18 thoughts on “Wishcasting Wednesday

  1. Joy

    Oooh…I *love* your wish…yes! to breaking all of the rules that you feel limit and constrict, and to celebrating as you do so! As you wish for yourself so I too wish for you as well!

    I understand how you use the rules in your life–I used to be the same.., then I was diagnosed with cancer and told I would die…when I lived, I decided the rules no longer applied (a lifetime of should’s and have-to’s and lots of discipline if I didn’t, flew right out the window)…..

    Reply
  2. Barb Markway

    I love that photo. And I eat lunch really early, too, and am hungry again by 2…so I don’t think you’re crazy. Small, frequent meals are supposed to be better for you, right? (Oh, but that’s not a hard and fast rule.) Plus, I saw my therapist today, too. I forget how good it feels to be heard and validated. Definitely Magic.

    Reply
  3. twnkrissie@mail.com

    your comment about food really struck a chord and is something Ive ben dealing for ages now. I have brekky at 8am and am STARVING by about 11am so I have elevenses – a cup of tea and a biscuit. so then I feel guilty as an hour later my tummy is signaling the need for lunch. Same at 4pm and again by 6pm starving hungry for supper….when I do give in and snack I hate myself, but cant live with these hunger pains either. I do try healthy snacks ie fruit, but they have a very limited time at keeping hunger at bay!!! feeling stuck with this! What would your therapist suggest do you think?

    Reply
    1. jillsalahub Post author

      I know what she suggests for me, because we talk about it quite often: I need to eat when I am hungry, and rather than a tiny snack, I need to make sure my body is getting the nourishment it needs — which often times might mean something more substantial. When I eat lunch at 10:30 am, she reminded me yesterday, I have to remember that I get up at 4:30 am and only eat something light, maybe another something light around 8 am, so of course I would be hungry for lunch by 10:30 am and then hungry again by 2 pm! For me it’s about learning when to eat, how to know hunger and give my body the nourishment it needs, which after years of disordered eating, restricting and then binging, is complicated. ♥

      Reply
  4. Alane

    there are no “shoulds” it’s hard lesson to learn but as you catch yourself saying the word, you’ll realize there’s another “way”. also YOU ARE NOT a crazy person for wanting lunch at 10:30– don’t you get up at 430am! 🙂 even if you don’t, so what, eat when you want & what you want! 🙂 great post xo

    Reply
  5. Sue Fox

    I spent 20 years of my life in a religion that imposed rigid rules! I am really careful these days about any should or shouldn’t words, I try not to use them at all…

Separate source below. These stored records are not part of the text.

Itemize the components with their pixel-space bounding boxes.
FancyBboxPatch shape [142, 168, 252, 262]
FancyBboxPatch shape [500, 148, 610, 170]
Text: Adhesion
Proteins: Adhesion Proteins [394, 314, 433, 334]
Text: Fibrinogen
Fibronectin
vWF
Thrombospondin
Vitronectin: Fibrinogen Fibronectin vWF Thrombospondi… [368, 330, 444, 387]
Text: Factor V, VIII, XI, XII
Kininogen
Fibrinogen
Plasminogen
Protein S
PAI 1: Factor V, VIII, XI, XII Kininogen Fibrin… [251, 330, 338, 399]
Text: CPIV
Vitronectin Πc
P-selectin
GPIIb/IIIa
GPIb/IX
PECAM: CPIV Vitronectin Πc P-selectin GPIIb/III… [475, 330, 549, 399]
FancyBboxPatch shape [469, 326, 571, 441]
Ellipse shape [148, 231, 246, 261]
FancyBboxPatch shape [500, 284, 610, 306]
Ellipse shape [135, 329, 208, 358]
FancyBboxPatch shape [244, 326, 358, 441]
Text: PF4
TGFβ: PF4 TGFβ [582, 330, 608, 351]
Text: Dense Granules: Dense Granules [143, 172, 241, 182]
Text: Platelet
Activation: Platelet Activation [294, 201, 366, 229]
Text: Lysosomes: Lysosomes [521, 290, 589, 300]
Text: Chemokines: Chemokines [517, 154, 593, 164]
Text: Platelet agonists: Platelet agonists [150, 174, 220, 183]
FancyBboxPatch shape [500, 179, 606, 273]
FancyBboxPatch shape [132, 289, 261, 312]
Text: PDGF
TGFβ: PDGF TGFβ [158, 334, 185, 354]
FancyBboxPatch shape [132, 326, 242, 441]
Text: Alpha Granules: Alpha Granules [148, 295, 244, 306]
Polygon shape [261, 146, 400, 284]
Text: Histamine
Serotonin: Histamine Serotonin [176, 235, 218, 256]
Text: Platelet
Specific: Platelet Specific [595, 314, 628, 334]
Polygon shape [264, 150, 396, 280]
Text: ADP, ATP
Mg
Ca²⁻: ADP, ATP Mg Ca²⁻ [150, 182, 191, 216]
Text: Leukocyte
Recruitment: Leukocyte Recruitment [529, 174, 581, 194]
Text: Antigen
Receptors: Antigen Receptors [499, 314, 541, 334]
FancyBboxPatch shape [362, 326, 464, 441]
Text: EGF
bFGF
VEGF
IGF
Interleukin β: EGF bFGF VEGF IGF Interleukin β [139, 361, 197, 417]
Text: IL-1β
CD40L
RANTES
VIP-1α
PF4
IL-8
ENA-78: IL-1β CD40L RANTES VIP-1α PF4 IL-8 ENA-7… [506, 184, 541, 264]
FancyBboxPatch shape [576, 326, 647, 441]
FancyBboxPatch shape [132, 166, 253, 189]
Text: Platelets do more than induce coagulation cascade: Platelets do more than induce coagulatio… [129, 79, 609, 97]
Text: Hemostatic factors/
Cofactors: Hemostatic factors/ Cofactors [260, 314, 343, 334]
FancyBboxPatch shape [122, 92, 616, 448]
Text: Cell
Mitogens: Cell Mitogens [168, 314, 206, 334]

    Even in this climate of healthy nutrition there seems to be so many sh…words, one year we should not eat this the next we should… I am currently listening to my own body, a marvelous intricate mechanism, able to overcome all manner of ailments, I believe the body communicates it’s need to us.

    I love how this dialogue has been opened through wish casting Wed…x

    Reply
    1. jillsalahub Post author

      I know what you mean, Sue! I try to research what is healthy and just end up confused, so my new strategy is to trust myself, to listen to my body, and stop letting other people tell me how to eat — and no more rules! 🙂

      Reply
  6. Kimberley McGill

    Yep. I call my rules boa constrictors sometimes because boy do they leave little room for breathing! This week I hit a spot with my creative work and had to uncoil them from around my ribcage.

    Breaking ALL the rules sounds delicious!